There are a lot of things I’d like. I wish my parents would help me and I wish I hadn’t taken those last couple of shots. I wish I had been born with endings, I wish I had been born with good ones, I wish I could finish the wings, I wish I never had to see Ander again, I wish the Metaphor wasn’t disappearing. I want time to pass faster and I want it to stop altogether, but need? Need is a very different question.

“I need to know the key to happiness,” I say. “I can’t wait until graduation. I need to know now.”

For a second I think he’s going to refuse. But then he leans back in his creaky swivel chair and folds his hands over his stomach. “I didn’t plan on being a teacher,” he says.

I wait.

“I was going to be a stockbroker.”

For a second I am quiet. And then I sigh. “Really? This is the key to happiness? The world really is made of disappointment, isn’t it.”

He laughs.

Mr. Markus has an amazing laugh—it’s a full-body experience. He throws back his head and you see the air move through him, and for a moment, I thought, That’s it. That’s the key to happiness.

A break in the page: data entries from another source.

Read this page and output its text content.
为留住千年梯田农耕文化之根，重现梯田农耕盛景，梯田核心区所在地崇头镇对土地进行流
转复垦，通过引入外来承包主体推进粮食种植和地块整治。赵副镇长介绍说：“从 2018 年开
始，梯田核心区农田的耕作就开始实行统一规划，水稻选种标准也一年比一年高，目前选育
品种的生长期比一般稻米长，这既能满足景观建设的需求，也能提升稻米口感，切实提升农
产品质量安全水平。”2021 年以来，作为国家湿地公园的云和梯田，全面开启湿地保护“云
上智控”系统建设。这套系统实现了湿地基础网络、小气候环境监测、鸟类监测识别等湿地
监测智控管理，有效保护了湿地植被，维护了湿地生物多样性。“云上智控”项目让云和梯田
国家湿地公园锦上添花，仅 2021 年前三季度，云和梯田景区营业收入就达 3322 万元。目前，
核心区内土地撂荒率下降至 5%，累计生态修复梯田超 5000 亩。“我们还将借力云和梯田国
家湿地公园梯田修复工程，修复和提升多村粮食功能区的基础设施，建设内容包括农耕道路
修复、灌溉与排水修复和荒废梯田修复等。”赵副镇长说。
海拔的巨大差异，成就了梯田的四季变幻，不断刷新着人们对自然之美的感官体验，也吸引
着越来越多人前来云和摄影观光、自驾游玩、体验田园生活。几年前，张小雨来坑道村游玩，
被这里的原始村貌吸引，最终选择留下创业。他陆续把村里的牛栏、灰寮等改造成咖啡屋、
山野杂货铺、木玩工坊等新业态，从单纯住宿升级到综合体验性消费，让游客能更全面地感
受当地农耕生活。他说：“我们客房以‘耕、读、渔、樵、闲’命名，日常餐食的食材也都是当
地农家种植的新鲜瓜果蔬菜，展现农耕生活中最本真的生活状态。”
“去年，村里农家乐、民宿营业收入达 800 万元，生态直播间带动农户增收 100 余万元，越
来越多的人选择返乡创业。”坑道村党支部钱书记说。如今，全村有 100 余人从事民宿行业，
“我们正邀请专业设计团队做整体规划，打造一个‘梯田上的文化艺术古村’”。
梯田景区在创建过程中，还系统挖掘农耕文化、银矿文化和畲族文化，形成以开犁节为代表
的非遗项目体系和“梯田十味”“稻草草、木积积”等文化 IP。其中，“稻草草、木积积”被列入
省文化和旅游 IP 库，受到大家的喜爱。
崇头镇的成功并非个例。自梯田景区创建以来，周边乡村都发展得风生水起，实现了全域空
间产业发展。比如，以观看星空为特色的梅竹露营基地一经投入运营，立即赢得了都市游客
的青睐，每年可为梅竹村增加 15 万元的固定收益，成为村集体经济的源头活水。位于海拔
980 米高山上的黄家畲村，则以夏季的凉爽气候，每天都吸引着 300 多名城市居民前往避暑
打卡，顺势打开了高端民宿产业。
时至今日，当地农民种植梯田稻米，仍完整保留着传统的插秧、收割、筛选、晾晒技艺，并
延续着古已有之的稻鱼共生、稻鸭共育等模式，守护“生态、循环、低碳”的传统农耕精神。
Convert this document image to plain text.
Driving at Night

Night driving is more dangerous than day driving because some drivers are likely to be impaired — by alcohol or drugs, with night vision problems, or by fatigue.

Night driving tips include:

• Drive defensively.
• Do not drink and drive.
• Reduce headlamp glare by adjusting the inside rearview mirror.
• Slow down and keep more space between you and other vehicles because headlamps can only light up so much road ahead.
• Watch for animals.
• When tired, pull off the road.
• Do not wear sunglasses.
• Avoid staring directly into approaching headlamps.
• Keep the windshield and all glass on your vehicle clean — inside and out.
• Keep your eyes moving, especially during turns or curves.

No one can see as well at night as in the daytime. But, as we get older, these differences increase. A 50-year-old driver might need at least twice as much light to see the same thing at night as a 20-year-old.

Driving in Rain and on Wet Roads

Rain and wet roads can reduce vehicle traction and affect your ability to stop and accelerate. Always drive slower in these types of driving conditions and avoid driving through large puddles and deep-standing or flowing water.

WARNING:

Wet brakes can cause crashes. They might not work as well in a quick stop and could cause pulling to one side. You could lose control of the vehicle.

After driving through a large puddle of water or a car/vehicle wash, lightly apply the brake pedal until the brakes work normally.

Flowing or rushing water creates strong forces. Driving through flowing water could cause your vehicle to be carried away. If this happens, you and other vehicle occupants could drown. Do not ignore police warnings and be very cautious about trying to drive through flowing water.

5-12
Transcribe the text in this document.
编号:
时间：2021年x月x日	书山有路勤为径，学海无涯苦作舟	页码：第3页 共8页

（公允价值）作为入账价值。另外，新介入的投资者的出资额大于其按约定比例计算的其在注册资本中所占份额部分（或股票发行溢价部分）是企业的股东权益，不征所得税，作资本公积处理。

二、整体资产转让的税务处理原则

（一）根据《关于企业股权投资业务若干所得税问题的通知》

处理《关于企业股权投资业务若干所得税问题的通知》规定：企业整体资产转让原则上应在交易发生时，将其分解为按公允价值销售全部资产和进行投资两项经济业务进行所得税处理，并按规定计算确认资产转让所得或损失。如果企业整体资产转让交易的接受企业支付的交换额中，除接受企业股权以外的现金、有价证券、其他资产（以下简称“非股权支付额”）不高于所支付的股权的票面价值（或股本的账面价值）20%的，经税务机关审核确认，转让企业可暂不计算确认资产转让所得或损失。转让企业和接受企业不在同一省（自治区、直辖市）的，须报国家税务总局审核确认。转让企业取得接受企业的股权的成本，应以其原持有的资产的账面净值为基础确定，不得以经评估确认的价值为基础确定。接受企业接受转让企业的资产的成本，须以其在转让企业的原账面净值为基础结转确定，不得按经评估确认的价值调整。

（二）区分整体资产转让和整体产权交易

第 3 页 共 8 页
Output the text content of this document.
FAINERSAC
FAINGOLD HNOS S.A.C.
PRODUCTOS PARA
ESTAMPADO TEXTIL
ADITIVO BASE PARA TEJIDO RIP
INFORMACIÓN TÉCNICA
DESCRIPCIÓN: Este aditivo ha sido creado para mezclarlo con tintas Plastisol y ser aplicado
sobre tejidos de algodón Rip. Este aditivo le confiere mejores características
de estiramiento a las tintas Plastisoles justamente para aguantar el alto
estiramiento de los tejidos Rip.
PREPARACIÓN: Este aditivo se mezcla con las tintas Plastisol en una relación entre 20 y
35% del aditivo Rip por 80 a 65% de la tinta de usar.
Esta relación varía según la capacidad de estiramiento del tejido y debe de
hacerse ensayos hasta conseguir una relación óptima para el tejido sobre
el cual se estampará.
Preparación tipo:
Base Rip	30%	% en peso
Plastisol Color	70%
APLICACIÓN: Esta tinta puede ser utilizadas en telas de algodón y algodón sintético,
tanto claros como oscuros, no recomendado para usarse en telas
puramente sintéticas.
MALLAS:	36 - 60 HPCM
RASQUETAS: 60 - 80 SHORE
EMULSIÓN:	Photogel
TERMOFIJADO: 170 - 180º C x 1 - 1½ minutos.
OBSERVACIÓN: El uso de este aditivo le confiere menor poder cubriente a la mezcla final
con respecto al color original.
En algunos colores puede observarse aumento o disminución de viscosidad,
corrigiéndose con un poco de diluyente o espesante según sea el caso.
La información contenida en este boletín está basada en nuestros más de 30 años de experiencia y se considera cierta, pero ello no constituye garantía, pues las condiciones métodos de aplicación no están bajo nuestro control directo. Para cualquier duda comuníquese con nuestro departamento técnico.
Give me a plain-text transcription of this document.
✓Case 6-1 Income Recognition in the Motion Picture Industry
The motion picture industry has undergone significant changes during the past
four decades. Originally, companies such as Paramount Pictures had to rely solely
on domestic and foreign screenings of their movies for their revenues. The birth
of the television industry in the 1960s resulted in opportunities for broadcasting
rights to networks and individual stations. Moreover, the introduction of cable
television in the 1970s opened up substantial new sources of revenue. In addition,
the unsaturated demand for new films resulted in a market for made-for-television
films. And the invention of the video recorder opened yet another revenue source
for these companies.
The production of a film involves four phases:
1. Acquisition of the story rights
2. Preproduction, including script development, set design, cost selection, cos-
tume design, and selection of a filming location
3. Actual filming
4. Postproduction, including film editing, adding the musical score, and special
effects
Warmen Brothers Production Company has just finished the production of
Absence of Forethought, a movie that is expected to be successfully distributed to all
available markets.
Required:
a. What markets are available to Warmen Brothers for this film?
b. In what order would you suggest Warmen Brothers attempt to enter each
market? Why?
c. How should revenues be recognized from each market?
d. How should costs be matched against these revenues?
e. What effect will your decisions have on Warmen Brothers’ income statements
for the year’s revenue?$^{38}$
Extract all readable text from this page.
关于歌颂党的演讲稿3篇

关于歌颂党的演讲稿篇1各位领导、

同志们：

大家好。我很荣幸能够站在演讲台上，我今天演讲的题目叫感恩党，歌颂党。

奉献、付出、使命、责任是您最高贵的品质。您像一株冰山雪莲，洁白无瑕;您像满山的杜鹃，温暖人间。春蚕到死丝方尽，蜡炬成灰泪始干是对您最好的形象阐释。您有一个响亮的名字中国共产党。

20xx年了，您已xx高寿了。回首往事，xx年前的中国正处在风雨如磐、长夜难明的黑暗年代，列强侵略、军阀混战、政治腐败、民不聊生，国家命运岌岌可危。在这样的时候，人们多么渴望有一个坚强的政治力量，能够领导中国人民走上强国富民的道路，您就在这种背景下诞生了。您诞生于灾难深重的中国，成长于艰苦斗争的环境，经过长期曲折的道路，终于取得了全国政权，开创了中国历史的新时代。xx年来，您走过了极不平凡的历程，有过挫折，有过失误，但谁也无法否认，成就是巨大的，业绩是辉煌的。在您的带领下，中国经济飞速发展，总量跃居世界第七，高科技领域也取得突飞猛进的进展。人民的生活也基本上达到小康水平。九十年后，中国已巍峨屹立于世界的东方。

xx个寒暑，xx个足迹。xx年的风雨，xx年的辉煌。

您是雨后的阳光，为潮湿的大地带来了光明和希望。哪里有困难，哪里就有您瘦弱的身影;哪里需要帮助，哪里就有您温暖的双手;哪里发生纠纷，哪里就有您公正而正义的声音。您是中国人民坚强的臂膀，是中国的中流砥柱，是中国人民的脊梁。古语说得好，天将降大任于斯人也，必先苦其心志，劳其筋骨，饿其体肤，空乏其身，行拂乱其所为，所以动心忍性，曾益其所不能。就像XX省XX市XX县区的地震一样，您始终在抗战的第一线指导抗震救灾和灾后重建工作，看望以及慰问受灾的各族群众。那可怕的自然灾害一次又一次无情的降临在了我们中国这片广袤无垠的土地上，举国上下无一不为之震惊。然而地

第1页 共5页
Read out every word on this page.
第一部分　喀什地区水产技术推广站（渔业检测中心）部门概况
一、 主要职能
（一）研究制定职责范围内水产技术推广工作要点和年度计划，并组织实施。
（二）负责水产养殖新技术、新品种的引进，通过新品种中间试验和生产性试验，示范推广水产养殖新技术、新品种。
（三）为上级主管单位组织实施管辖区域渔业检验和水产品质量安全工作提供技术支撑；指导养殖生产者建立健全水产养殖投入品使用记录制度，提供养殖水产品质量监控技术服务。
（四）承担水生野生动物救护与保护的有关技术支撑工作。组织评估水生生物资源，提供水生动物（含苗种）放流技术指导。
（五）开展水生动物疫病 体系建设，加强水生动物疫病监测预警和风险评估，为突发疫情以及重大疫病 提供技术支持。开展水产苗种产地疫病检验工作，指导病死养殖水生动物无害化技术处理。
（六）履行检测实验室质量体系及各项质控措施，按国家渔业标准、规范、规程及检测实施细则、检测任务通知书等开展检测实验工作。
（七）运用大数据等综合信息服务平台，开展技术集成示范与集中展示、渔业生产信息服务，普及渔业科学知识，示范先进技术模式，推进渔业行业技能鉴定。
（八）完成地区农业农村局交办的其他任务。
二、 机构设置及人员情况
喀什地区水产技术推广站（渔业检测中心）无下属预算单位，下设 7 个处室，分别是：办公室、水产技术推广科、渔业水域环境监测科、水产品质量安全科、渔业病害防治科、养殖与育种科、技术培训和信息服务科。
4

“I finished business school, and I was getting ready to move to New York. I had a job lined up, and the van was packed. I was ready to catch my plane when the mover stopped me.”

“Why?”

“He told me not to tip him,” Mr. Markus said. “He told me that money probably couldn’t buy happiness, but I’d need all I could get to try, because I was going to be miserable for the rest of my life. Then he drove off with the van, and I drove in the direction of the airport, but I didn’t take the exit. I kept driving.”

We sat there in silence for a solid minute.

“I don’t get it,” I finally said. “And what happened to all your furniture?”

“I have no idea,” Mr. Markus says. “But happiness is a choice. That’s the key. A choice.”

Is it, though? Is it really? Maybe.

Maybe, for the lucky ones.

I am not one of the lucky ones. I can fill my pockets with stones and mark myself everywhere and set the entire universe on fire, but it’s not going to change anything. I am not one of the lucky ones.

So here is what the unlucky ones choose between: prude or slut. Angel or devil. Maybe choice isn’t the right word—you’re always one or the other.

Damsel or villainess. That’s what it comes down to.

I guess the question that really matters is: which one gets the real happy ending?





after


DECEMBER 16


The journal I start is not like hers. There are no magazine cutouts and collages and sketches, there are no plans, there are no promises. There are lists. Words. Sounds. Anything I can remember. Anything that might be real.

Most of them make no sense, or not enough of it. Dewey, punching me. Water, rising. Fire, fire, fire.

I’m failing online school. I spend all day sitting at my desk staring at the journal and trying, trying to put it all back in place.

I write everything down, but most of it doesn’t help much.

Rumor is they’re just waiting on the arson analysis to arrest me. No one tells me anything.

I would say that I wish I cared more, but that is false.

In my journal, I write.

Carrie Lang’s yard. Balloons. Caleb Matthers not in school next day—hives. Allergic to latex.

Janie and Ander flirting across the room. Him looking at her journal and her face going cold.

The apocalypse. Music.

Wrestling. Ander pummeled.

The note on my bed that smelled like coffee. Adults in a tiny-ass boat.

Metaphor disappearing.

Janie in my sweatshirt.

Piper running and crying.

The bonfire. More than one?

Janie’s wings.

I had a match.

Why did I have a match?

Water, fire.

What happened to Janie Vivian?

Why.





THE JOURNAL OF JANIE VIVIAN

Once upon a time, a princess was playing with a key near the water. She threw it in the air, caught it, and threw it again, and caught it again, until . . . she didn’t.

It fell into the water, down and down and down, and the princess supposed she would never see it again.

But then—miracle! A frog leaped out of the water and landed in her lap. He made her dress dirty, but he had her key in his mouth.